On July 23, 2009, the Appellate Division decided Barbara Cannella v. Board of Trustees, The Public Employees’ Retirement System, Docket No.: A-4389-07T2. In the case, Barbara Cannella appealed the decision of the Board of Trustees of the Public Employees’ Retirement System (“Board”) denying her application for accidental disability retirement benefits under N.J.S.A. 43:15A-43.

On December 26, 2002, Cannella, a State employee working for the Division of Youth and Family Services, arrived at the parking lot designated for State employees where she was assigned to park. The parking lot was located a block from the building where she worked. As she exited her vehicle, she slipped and fell on ice, sustaining injuries.

On April 19, 2006, the Board determined that due to the injuries incurred in the fall, Cannella was permanently and totally disabled from performing her regular and assigned duties, but did not qualify for accidental disability benefits within the meaning of N.J.S.A. 43:15A-43. In order to be entitled to accidental disability retirement benefits, the statute requires that the disabling injury be “as a direct result of a traumatic event occurring during and as a result of the performance of [her] regular or assigned duties.” The Board determined that she did not meet this criterion and denied her application for accidental disability retirement benefits.

Cannella appealed and the case was sent to an Administrative Law Judge (“ALJ”) for an administrative hearing. Following cross-motions for summary judgment, the ALJ found that because Cannella was a block away from her place of employment when she fell, she had not yet completed her commute and, as a result, the fall had not occurred “during and as a result of the performance of [her] regular or assigned duties.” As such, the ALJ granted the Board’s motion for summary judgment and dismissed the appeal. By letter dated May 27, 2008, the Board adopted the Initial Decision of the ALJ and denied Cannella’s application for accidental disability retirement benefits. This appeal ensued.

The Appellate Division affirmed the Board’s determination and dismissed Cannella’s appeal. The Court indicated that Cannella had not reached her employer’s building, but still had another block to go. Moreover, she was not at the premises where she worked when she fell. At the time of her fall, she had not begun any preliminary efforts in commencement of work, but rather still had to continue her commute on foot to her workplace. According to the Court, to award accidental disability retirement benefits under these circumstances would be to significantly extend the scope of coverage. The statutory language was designed to reassert the going and coming rule present in workers’ compensation law, providing that workers were not entitled to benefits for injuries sustained while traveling to and from work. Thus, the Court held the Board’s application of the accidental disability statute to the facts of the case was consistent with the legislative intent to enforce the going and coming rule.
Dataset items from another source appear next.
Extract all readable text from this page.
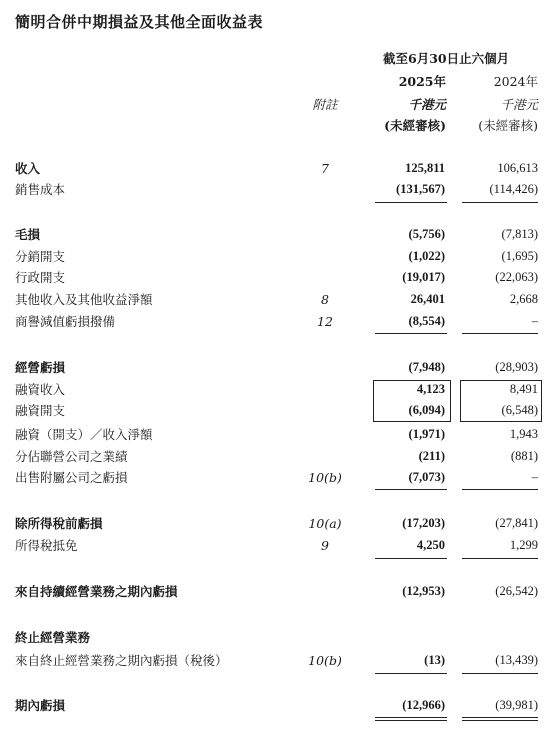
簡明合併中期損益及其他全面收益表
截至6月30日止六個月
2025年	2024年
附註	千港元	千港元
(未經審核)	(未經審核)
收入	7	125,811	106,613
銷售成本	(131,567)	(114,426)
毛損	(5,756)	(7,813)
分銷開支	(1,022)	(1,695)
行政開支	(19,017)	(22,063)
其他收入及其他收益淨額	8	26,401	2,668
商譽減值虧損撥備	12	(8,554)	–
經營虧損	(7,948)	(28,903)
融資收入	4,123	8,491
融資開支	(6,094)	(6,548)
融資（開支）／收入淨額	(1,971)	1,943
分佔聯營公司之業績	(211)	(881)
出售附屬公司之虧損	10(b)	(7,073)	–
除所得稅前虧損	10(a)	(17,203)	(27,841)
所得稅抵免	9	4,250	1,299
來自持續經營業務之期內虧損	(12,953)	(26,542)
終止經營業務
來自終止經營業務之期內虧損（稅後）	10(b)	(13)	(13,439)
期內虧損	(12,966)	(39,981)
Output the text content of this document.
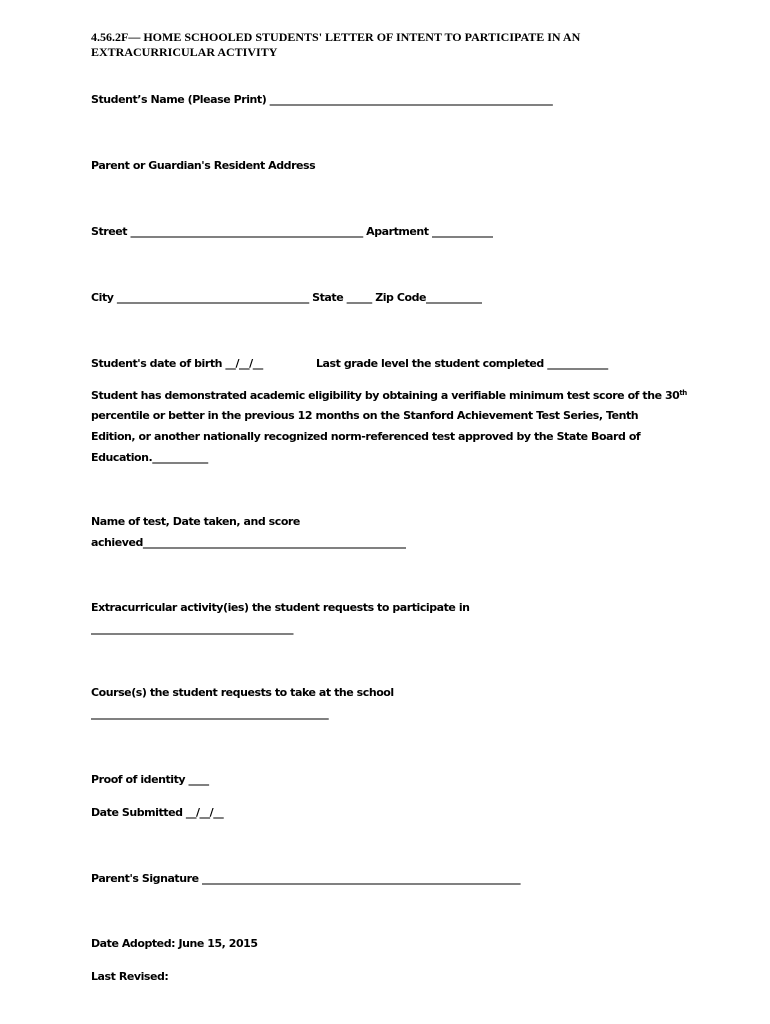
4.56.2F— HOME SCHOOLED STUDENTS' LETTER OF INTENT TO PARTICIPATE IN AN
EXTRACURRICULAR ACTIVITY
Student’s Name (Please Print) ________________________________________________________
Parent or Guardian's Resident Address
Street ______________________________________________ Apartment ____________
City ______________________________________ State _____ Zip Code___________
Student's date of birth __/__/__	Last grade level the student completed ____________
Student has demonstrated academic eligibility by obtaining a verifiable minimum test score of the 30th
percentile or better in the previous 12 months on the Stanford Achievement Test Series, Tenth
Edition, or another nationally recognized norm-referenced test approved by the State Board of
Education.___________
Name of test, Date taken, and score
achieved____________________________________________________
Extracurricular activity(ies) the student requests to participate in
________________________________________
Course(s) the student requests to take at the school
_______________________________________________
Proof of identity ____
Date Submitted __/__/__
Parent's Signature _______________________________________________________________
Date Adopted: June 15, 2015
Last Revised:
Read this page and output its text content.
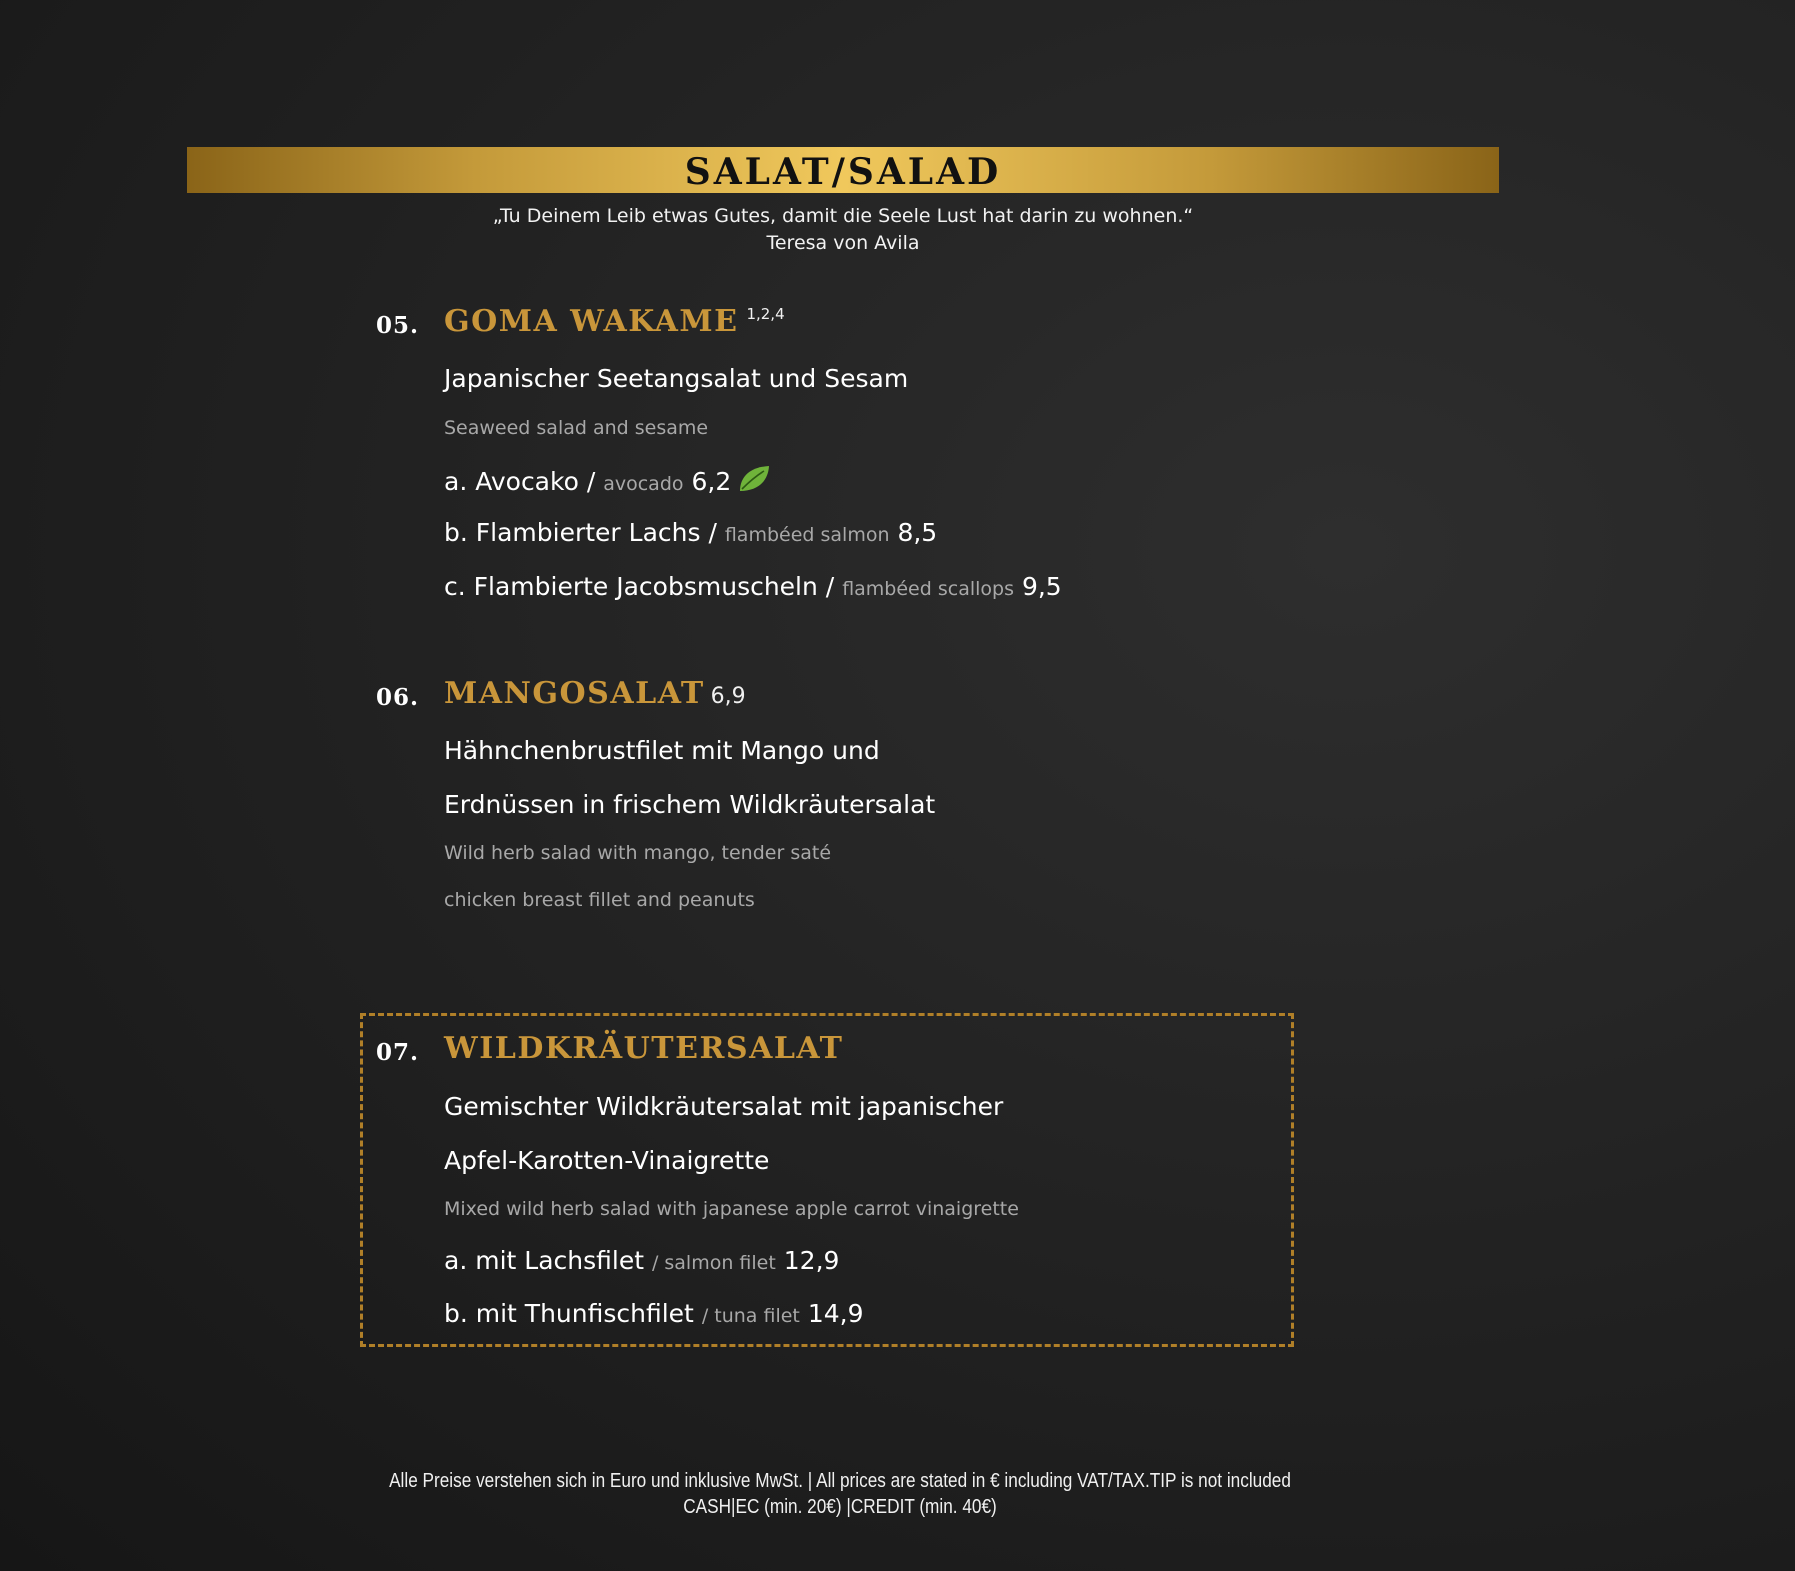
SALAT/SALAD
„Tu Deinem Leib etwas Gutes, damit die Seele Lust hat darin zu wohnen.“
Teresa von Avila
05. GOMA WAKAME $^{1,2,4}$
Japanischer Seetangsalat und Sesam
Seaweed salad and sesame
a. Avocako / avocado 6,2
b. Flambierter Lachs / flambéed salmon 8,5
c. Flambierte Jacobsmuscheln / flambéed scallops 9,5
06. MANGOSALAT 6,9
Hähnchenbrustfilet mit Mango und
Erdnüssen in frischem Wildkräutersalat
Wild herb salad with mango, tender saté
chicken breast fillet and peanuts
07. WILDKRÄUTERSALAT
Gemischter Wildkräutersalat mit japanischer
Apfel-Karotten-Vinaigrette
Mixed wild herb salad with japanese apple carrot vinaigrette
a. mit Lachsfilet / salmon filet 12,9
b. mit Thunfischfilet / tuna filet 14,9
Alle Preise verstehen sich in Euro und inklusive MwSt. | All prices are stated in € including VAT/TAX.TIP is not included
CASH|EC (min. 20€) |CREDIT (min. 40€)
This case illustrates some of the crucial issues which arise during the course of a public pension appeal. Factors such as where and when an accident took place become vital in determining whether an individual qualifies for accidental disability retirement benefits under the statue. As such, it is important that you retain a highly qualified, experienced attorney should you determine to file for accidental disability retirement benefits in order to maximize your chances for recovery.